PENDLETON - Soft white wheat dominates agriculture in the Pendleton area, and brings farmers $200 million per year in Oregon. But Oregon State University Agricultural Experiment Station scientists are on the lookout for alternative "rotation" crops for wheat.

Rotation crops are needed to help rest the soil or build up nitrogen and organic matter, and they help prevent soil erosion on fallow wheat fields. Researching crops new to the region also helps expand and diversify possibilities for Oregon's dryland agriculture.

William Payne is in charge of testing a whole group of crops "new" to the Columbia Basin. As a new dryland agronomist at OSU's Columbia Basin Agricultural Research Center, Payne brings a wealth of experience researching alternate dryland crops. He spent about a decade as a dryland agronomist in Niger and other west African countries and India before moving to his Pendleton job.

Some of the same kinds of crops he is testing as new to the Pendleton region are similar or the same to those he researched overseas.

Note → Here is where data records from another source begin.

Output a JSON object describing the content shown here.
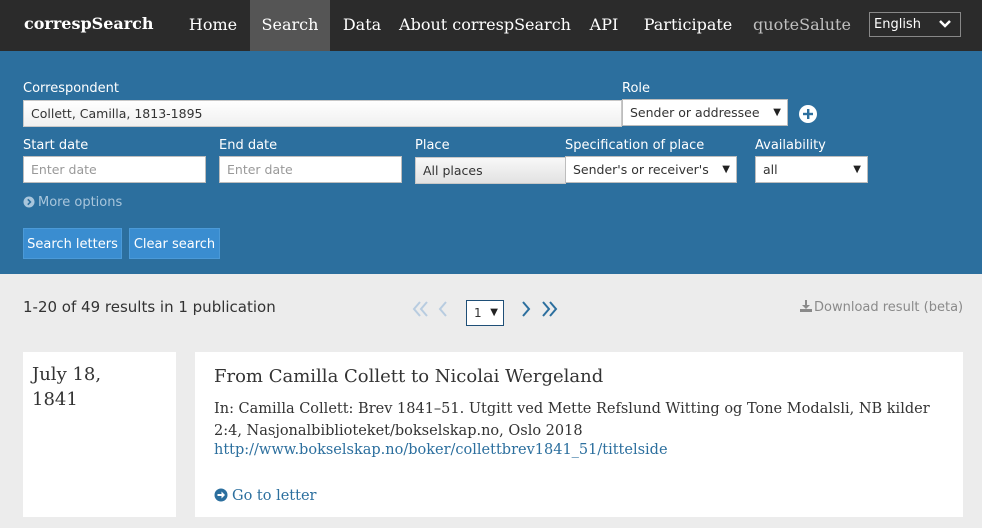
{
  "brand": "correspSearch",
  "nav": {
    "items": [
      {
        "label": "Home",
        "active": false
      },
      {
        "label": "Search",
        "active": true
      },
      {
        "label": "Data",
        "active": false
      },
      {
        "label": "About correspSearch",
        "active": false
      },
      {
        "label": "API",
        "active": false
      },
      {
        "label": "Participate",
        "active": false
      },
      {
        "label": "quoteSalute",
        "active": false,
        "muted": true
      }
    ],
    "language": "English"
  },
  "search": {
    "correspondent_label": "Correspondent",
    "correspondent_value": "Collett, Camilla, 1813-1895",
    "role_label": "Role",
    "role_value": "Sender or addressee",
    "start_date_label": "Start date",
    "start_date_placeholder": "Enter date",
    "end_date_label": "End date",
    "end_date_placeholder": "Enter date",
    "place_label": "Place",
    "place_value": "All places",
    "place_spec_label": "Specification of place",
    "place_spec_value": "Sender's or receiver's",
    "availability_label": "Availability",
    "availability_value": "all",
    "more_options": "More options",
    "search_button": "Search letters",
    "clear_button": "Clear search"
  },
  "results": {
    "count_text": "1-20 of 49 results in 1 publication",
    "page": "1",
    "download": "Download result (beta)"
  },
  "letter": {
    "date_line1": "July 18,",
    "date_line2": "1841",
    "title": "From Camilla Collett to Nicolai Wergeland",
    "source": "In: Camilla Collett: Brev 1841–51. Utgitt ved Mette Refslund Witting og Tone Modalsli, NB kilder 2:4, Nasjonalbiblioteket/bokselskap.no, Oslo 2018",
    "url": "http://www.bokselskap.no/boker/collettbrev1841_51/tittelside",
    "go_to_letter": "Go to letter"
  },
  "colors": {
    "nav_bg": "#2b2b2b",
    "panel_bg": "#2c6f9e",
    "button_bg": "#3a8dd0",
    "page_bg": "#ececec"
  },
  "icons": [
    "plus-circle-icon",
    "chevron-circle-right-icon",
    "double-chevron-left-icon",
    "chevron-left-icon",
    "chevron-right-icon",
    "double-chevron-right-icon",
    "download-icon",
    "arrow-circle-right-icon",
    "chevron-down-icon"
  ]
}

Payne and his colleagues are focusing their research on the following crops showing potential in the Columbia Basin, including:

 

  • White and narrow-leafed lupin: These legumes have been cultivated for thousands of years in the Mediterranean and in the Nile Valley. Lupins can be used as green manures, as they fix nitrogen. With a high oil and protein content, lupins are used as human and cattle food in other regions of the world. Australia grows more than 3 million acres of the drought-tolerant narrow leafed lupin.

     

  • Sorghum: A corn-like grass native to Africa and Asia, sorghum is cultivated worldwide for fodder, grain and syrup. In the United States, sorghum is grown mainly as livestock feed and for some industrial uses including starch for adhesives, paper and fabric coatings and alcohol production. It is more drought-tolerant than other grain crops. It has a higher protein content than corn. There is a potential export market for sorghum as food to India, Japan and Europe.

     

  • Pearl millet: It ranks as the world's fourth most important tropical food cereal, especially in semi-arid Africa and India. Pearl millet is well adapted to sandy soils with low fertility. In the United States it is mostly used as a feed grain. It is higher in crude protein and more tolerant to heat and drought than corn.

     

  • Teff: It is mainly grown as a cereal crop in Ethiopia. In the United States it is largely an experimental crop, with limited use as a flour by specialty mills or used as a late-planted livestock forage. Teff has been used as a substitute for summer fallowing of wheat in Kenya.

     

  • Pigeon pea - A vigorous, drought-tolerant legume, it is widely grown in subtropical and tropical regions as a human food and animal forage. Pigeon peas are extremely heat- and drought-tolerant, and can be marketed as dry peas. India imports pigeon peas and is a potential export market for U.S. growers. The crop has potential in this country as fodder.

     

  • Soybeans and corn: Although not new, these crops have recent genetic improvements and are being re-evaluated as potential crops in dryland Pacific Northwest areas. Four varieties of soybeans and four varieties of corn are being tested at Columbia Basin.

"For any of these crops to be appropriate for rotation with wheat, each must be adapted to local soil and weather conditions," Payne said. "They must also be economically viable in terms of price and market potential. And they must fit into management schemes that benefit the wheat crop."

Payne will assess market viability and water use in each crop. Collaborating with plant breeders around the country, he will test a wide range of genotypes from each species in order to find the strains best suited for the Columbia Basin's unique growing conditions.